The excessive profanity does not depict this enclave of Black teenagers who vacation in Long Island’s Sag Harbor as hip and in-the-know youngsters growing up during hip-hop’s golden age as much as it depicts them as middle class wannabees who overcompensate for their sheltered lives. It is still laudable, however, that despite the group’s pretensions of independence and knowledge of hip-hop urbanomics, Benji is the one member of the crew who is strangely unapologetic about his well-off, eclectic background. This isn’t more evident than at Sagaponack beach where Benji tries to convince his buddy, Marcus, that Afrika Bambaataa bit his seminal classic “Planet Rock” from a German band, Kraftwerk. He braves the backlash (one, for the blasphemy of implying Afrika Bambataa committed the ultimate Hip-Hop sin of biting and two, for indirectly admitting to his friends that he listened to white music), and offers a comfortable take on his point of view, “I just knew that it was okay to like both Afrika Bambaataa and Kraftwerk, and I liked what Afrika did with Kraftwerk.”
Sag Harbor, according to the author, has no defined plot. Rather than an epic coming-of-age work about one fateful summer, the novel is a slice-of-life that includes events sometimes connected to a larger narrative web (for example when a chance visit from Roxanne Shante and U.T.F.O. at Benji’s place of employment settles a brewing dispute over a word in Melle Mel’s “The Message”) and at other times completely random (when Benji accidentally gets hit in the eye during a BB gun war). The Long Island suburb that serves as the book’s setting becomes Shakespeare’s proverbial stage where Benji and his circle of hormonal and insecure teenage peers fret and strut only to flick off the lights in their vacation homes and return home to another drab school year.

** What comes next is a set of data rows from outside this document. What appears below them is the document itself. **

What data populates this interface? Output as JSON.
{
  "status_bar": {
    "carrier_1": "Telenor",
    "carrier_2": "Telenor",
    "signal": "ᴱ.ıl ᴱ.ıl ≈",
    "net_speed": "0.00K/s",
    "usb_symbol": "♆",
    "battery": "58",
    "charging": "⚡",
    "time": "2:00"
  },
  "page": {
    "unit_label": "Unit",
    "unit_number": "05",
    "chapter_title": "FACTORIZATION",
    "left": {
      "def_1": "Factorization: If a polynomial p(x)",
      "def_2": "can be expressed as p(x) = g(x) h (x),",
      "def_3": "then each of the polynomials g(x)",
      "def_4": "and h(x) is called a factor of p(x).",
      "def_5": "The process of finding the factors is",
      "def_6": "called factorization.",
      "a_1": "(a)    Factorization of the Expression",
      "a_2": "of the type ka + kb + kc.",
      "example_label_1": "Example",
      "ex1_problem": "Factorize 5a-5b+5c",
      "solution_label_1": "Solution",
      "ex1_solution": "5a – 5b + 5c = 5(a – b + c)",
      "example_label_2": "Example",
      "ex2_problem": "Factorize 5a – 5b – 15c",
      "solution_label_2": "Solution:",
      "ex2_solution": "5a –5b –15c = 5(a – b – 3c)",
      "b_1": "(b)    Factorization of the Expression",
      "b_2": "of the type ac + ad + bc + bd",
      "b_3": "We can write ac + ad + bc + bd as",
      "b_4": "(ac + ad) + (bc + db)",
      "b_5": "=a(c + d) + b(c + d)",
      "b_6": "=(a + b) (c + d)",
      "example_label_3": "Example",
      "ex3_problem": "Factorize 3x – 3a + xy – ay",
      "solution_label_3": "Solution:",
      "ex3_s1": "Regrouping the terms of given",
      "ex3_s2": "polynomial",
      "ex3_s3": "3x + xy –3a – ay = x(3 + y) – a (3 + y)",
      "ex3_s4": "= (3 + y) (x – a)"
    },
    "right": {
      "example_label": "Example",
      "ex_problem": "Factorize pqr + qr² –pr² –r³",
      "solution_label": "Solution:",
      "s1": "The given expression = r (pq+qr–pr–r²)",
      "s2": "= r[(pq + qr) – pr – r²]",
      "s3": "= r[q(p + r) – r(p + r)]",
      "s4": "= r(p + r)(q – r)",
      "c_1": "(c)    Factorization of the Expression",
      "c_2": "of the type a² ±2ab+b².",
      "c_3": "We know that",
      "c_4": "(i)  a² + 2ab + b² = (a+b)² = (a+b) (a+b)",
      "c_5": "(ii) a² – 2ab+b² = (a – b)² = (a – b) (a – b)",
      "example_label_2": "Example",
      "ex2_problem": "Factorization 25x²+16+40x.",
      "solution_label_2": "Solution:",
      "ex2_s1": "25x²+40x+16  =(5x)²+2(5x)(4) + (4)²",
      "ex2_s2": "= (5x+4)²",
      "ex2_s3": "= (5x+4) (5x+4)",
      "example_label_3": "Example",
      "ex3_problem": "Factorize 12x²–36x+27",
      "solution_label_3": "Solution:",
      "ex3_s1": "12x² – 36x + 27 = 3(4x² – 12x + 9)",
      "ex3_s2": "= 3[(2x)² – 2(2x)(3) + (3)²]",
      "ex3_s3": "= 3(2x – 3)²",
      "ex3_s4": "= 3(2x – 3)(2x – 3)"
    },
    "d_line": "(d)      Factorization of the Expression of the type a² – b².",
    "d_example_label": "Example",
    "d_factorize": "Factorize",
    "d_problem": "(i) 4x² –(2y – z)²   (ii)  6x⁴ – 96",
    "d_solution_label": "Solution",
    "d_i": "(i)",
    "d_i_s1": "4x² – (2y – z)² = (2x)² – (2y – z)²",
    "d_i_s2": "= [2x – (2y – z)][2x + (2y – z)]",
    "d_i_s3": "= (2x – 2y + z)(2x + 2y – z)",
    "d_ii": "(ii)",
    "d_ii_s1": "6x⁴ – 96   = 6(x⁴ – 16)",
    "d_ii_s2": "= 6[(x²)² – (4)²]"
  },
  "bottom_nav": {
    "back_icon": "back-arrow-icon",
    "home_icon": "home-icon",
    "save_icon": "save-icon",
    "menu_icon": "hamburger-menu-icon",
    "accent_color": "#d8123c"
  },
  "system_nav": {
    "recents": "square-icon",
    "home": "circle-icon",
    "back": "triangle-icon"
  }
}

With Junot Diaz winning the Pulitzer prize last year and a Victor Lavalle novel due later this month, Colson Whitehead has re-established himself as a contemporary voice of color. Sag Harbor> paves its own road because it addresses issues of class and race that have proven to be the stuff of great literary works, and it’s not written from a victimized standpoint. Colson Whitehead’s protagonist proudly represents that legion of middle class Blacks in limbo between the singe of being a “minority” and the welcoming hubbub of privilege.